Binding Change Mechanism

rotation of the γ stalk forces the three β subunits of F1 to cycle through Loose (L) (takes up ADP + Pi), Tight (T) (phosphorylates ADP to ATP), and Open (O) (releases ATP) states, synthesizing one ATP per cycle.

pH vs [H+] and coupling of e- transport and ATP synthesis

Ions can’t move freely across IMM to prevent gradient disruption; at low pH, [H+] is high (IMS)

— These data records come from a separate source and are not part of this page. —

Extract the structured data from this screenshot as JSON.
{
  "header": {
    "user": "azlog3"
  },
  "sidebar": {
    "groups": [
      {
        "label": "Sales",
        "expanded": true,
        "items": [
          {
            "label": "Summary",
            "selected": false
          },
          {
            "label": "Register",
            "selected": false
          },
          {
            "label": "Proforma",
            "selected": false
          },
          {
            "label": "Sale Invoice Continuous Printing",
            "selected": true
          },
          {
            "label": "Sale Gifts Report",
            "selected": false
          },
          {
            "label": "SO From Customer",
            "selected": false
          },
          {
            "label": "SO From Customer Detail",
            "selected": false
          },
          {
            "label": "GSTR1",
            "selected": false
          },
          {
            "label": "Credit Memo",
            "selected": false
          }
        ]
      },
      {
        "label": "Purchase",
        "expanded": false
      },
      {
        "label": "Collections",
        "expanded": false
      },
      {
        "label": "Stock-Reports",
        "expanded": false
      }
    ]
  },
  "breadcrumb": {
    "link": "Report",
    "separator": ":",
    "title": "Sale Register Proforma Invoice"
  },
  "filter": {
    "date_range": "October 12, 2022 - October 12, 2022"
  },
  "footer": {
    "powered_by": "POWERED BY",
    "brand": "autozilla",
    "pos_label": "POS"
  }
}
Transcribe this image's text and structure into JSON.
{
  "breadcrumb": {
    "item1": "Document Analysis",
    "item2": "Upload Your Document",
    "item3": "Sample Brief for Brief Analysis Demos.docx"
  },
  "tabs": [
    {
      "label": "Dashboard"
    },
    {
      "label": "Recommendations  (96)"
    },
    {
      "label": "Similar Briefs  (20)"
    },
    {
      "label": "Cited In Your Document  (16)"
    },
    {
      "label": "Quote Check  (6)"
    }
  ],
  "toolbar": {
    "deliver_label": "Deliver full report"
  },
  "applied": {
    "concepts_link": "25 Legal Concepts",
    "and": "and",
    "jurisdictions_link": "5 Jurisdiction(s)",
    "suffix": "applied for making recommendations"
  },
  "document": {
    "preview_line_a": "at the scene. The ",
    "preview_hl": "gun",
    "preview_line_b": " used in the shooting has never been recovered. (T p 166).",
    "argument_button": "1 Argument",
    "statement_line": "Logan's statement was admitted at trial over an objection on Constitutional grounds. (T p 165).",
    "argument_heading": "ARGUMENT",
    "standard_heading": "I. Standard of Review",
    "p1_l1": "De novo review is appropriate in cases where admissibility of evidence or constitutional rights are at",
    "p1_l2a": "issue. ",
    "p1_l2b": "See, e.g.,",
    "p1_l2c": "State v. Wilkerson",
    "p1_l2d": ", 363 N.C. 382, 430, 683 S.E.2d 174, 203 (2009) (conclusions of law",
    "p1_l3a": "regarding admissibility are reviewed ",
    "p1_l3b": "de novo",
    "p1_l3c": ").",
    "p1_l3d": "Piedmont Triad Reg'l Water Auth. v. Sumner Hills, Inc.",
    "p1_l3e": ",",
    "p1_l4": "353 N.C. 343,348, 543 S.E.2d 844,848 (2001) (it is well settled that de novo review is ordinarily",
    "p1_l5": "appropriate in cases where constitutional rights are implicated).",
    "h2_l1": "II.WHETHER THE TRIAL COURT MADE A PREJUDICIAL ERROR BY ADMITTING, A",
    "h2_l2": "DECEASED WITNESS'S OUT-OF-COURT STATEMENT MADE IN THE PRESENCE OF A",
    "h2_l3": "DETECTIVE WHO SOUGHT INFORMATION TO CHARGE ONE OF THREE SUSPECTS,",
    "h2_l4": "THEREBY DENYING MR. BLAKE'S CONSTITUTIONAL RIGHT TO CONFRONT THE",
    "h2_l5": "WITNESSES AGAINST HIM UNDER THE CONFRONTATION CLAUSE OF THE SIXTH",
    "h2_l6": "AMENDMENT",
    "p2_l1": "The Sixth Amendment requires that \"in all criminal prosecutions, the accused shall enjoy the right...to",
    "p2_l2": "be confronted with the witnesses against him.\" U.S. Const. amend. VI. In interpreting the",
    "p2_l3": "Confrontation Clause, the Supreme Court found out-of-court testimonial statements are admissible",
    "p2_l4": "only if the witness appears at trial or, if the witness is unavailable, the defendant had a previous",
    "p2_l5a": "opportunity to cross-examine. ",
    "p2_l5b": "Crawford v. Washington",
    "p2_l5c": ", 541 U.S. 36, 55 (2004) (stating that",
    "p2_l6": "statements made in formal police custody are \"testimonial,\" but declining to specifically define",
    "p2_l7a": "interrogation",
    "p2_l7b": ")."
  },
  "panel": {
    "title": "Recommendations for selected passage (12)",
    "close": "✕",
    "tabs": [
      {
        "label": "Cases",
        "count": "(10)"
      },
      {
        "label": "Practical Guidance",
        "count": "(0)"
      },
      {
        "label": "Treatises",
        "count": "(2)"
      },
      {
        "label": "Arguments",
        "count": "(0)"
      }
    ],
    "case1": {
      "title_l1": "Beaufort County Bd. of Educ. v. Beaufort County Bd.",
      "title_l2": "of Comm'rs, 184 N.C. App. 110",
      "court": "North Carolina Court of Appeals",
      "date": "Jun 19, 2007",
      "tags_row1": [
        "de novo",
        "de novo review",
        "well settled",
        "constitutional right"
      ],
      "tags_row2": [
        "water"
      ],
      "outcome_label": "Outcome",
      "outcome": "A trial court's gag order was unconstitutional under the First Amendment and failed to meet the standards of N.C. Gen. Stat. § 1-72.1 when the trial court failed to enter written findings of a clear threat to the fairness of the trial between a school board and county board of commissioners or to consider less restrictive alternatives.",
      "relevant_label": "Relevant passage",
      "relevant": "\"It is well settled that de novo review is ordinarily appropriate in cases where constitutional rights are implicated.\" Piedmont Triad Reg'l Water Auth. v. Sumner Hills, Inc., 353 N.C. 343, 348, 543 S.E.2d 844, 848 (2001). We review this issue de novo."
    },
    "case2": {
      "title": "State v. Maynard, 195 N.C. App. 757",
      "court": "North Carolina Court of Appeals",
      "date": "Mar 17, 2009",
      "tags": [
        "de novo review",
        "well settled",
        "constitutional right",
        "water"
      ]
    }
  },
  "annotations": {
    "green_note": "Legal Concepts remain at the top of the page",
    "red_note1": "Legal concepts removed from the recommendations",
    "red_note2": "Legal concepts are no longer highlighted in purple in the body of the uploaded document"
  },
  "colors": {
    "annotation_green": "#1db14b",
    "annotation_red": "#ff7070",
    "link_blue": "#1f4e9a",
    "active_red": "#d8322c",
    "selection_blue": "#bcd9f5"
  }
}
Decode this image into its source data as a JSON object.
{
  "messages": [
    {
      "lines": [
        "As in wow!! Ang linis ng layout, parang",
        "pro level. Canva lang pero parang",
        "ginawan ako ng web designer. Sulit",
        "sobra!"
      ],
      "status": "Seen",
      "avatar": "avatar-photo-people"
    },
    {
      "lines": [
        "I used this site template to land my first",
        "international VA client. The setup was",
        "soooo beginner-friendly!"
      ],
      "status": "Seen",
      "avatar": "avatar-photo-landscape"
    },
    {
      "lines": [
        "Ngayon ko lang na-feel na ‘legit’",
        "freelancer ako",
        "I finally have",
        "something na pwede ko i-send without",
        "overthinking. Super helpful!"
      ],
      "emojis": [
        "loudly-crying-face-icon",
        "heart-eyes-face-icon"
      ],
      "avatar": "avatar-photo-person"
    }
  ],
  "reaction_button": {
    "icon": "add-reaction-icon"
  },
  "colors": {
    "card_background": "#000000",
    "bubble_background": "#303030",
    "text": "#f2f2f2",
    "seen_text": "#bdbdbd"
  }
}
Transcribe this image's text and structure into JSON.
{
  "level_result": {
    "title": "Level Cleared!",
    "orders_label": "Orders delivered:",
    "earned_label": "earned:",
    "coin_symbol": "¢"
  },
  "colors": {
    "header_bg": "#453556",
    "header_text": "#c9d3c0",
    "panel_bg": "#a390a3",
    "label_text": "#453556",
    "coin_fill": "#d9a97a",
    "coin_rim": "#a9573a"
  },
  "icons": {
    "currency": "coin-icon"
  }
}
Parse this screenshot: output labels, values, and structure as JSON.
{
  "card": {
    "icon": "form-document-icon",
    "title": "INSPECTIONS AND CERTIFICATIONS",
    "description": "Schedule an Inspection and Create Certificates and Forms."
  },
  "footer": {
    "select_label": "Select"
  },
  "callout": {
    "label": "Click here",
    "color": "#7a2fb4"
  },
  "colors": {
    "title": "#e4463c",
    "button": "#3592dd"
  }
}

reduction-oxidation (redox) reactions

involve the transfer of e-s from one atom/ molecule to another

oxidation

loss of electrons; causes an increase in oxidation state

reduction

gain of electrons; causes a decrease in oxidation state

oxidation state calculation

1. each bond between C and H = decrease by 1

2. each bond between C and a more electroneg. element = increase by 1

cellular respiration

in the matrix, food molecules are oxidized into ATP, NADH, and FADH2; in the IMS, movement of e-s and H+ gradient is formed via the ETC; then ATP synthesis

oxidized vs reduced molecules

oxidized (e- accepting) = NAD+, FAD; reduced (e- donors/ carriers) = NADH, FADH2

Electron Transport System

Contains 4 complexes: e-s enter at 1 (NADH → NAD) and 2 (FADH2 → FAD); e-s are shuttled via CoQ (from 1 and 2 to 3) and Cyt c (from 3 to 4); then e-s transferred to terminal e- acceptor (O2), which is reduced to H2O; each successive complex has a higher e- affinity than the previous

oxidative phosphorylation

H+s in IMS → matrix via ATPase; harnesses (via ETS and H+ gradient) energy released by oxidation of organic molecules to drive ADP → ATP

ADP control of ATPase

F1 is unable to change without ADP binding, so H+ no longer passes and F0 rotor stops moving. This causes H+ in IMS to build up at first; eventually, e= transport stops, causing increases in [NADH] and [FADH2], so [NAD+] and [FAD] decreases; CAC then slows, causing food metabolism to slow

DNP

protonophore that pokes holes in the IMM, allowing H+ to flow freely, dissipating the H+ gradient; ETC will continue d/t the lack of H+ build-up, but energy is lost as heat, uncoupling oxidative phosphorylation from ATP synthesis.